Which is why we might register a secret for our new Azure App. However, application secrets are not supported in the XrmTooling connection strings:

So, what was the point of registering an app you may ask?

There is another option where we can use a certificate instead, and you may want to have a look at the following page at some point:

If you look at the samples there, here is how it all goes:


It’s a special AuthType (“Certificate”), and the whole set up process involves a few steps:

  • Registering an application in Azure AD
  • Uploading a certificate (I used one of those I had in the certificate store on my windows laptop. It does not even have to be your personal certificate)
  • Creating an application user in CDS
  • Creating a connection string for XrmToolBox


To register an app, you can follow one of the links above. Once the app is registered, you can upload the certificate – what you’ll see is a thumbprint which you will need to use in the connection string. Your XrmTooling client, when connecting, will try to find that certificate on the local machine by the thumbprint, so it’s not as if you would able to use the thumbprint (as a password) without the certificate.

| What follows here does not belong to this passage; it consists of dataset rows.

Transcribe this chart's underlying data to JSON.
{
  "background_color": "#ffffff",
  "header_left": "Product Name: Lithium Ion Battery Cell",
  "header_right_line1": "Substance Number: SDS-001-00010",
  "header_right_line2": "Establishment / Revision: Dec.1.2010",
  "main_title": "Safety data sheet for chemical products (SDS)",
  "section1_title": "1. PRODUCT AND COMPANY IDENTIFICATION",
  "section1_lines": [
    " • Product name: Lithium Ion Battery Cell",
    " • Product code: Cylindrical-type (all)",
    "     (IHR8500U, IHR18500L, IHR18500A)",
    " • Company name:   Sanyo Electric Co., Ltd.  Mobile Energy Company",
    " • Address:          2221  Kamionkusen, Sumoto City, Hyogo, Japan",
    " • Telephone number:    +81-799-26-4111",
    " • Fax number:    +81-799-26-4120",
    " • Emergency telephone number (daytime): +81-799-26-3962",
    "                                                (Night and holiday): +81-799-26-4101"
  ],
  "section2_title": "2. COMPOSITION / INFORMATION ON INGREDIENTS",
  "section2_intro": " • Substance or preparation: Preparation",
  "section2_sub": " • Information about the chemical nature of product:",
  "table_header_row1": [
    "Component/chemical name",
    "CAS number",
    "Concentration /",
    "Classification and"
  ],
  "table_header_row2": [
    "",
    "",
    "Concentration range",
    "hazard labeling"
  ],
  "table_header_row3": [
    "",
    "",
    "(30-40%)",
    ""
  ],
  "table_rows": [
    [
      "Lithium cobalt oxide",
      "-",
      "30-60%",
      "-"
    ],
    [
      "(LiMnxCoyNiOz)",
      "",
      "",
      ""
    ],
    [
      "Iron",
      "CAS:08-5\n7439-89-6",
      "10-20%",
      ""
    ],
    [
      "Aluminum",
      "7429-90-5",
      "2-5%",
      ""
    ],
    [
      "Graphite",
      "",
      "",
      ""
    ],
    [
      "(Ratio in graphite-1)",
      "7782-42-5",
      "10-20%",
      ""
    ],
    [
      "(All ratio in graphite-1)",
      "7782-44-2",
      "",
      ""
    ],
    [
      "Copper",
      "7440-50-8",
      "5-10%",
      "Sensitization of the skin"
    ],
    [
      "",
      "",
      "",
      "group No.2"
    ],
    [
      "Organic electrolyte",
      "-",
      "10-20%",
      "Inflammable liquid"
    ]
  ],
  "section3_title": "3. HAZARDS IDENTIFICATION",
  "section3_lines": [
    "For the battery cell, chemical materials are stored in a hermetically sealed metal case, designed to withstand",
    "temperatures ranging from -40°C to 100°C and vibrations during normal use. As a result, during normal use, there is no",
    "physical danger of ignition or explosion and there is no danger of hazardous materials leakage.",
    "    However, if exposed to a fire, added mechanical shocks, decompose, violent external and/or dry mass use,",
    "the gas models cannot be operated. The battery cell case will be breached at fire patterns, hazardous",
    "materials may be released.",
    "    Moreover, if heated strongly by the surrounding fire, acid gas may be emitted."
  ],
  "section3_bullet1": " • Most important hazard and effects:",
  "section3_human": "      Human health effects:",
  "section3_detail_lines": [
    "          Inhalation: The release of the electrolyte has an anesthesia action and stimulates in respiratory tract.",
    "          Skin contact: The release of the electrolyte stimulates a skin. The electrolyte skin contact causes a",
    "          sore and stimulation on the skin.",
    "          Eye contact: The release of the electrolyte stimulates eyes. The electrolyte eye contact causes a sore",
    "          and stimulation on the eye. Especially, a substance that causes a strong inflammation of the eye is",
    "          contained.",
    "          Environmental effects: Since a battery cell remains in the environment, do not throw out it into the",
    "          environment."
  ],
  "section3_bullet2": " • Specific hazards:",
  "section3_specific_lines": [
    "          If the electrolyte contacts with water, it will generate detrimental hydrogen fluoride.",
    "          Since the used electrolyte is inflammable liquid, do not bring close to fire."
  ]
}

While trying to make this work, I’ve uploaded a few certificates to my app, so here is how it looks like:


What’s that with the application user in CDS? I think I heard about it before, I just never realized what’s the purpose of this. However:

  • Application users are linked to the Azure applications
  • They do not require a license


How do you create one? In the CDS instance, go to Settings->Security->Users and make sure to choose “Application Users” view:


Surprisingly, you will actually be able to add a user from that view and the system won’t be suggesting that you need to do it through the Office admin center instead. Adding such a user is a pretty straightforward process, you just need to make sure you are using the right form (Application User):


For the email and user name, use whatever you want. For the application ID, make sure to use the actual application ID from the Azure AD.

Don’t forget to assign permissions to that user (in my case, I had to figured I’d have that user as System Admin)

Once you have reached this point, the rest is simple.

Go to the XrmToolBox and start creating a new connection. Make sure to choose “Connection String” option:


Set up the connection string like this (use your certificate thumbprint and your application’s appid):


Click next, give that connection some name, and voila… You should be able to connect without the MFA under that special application user account now.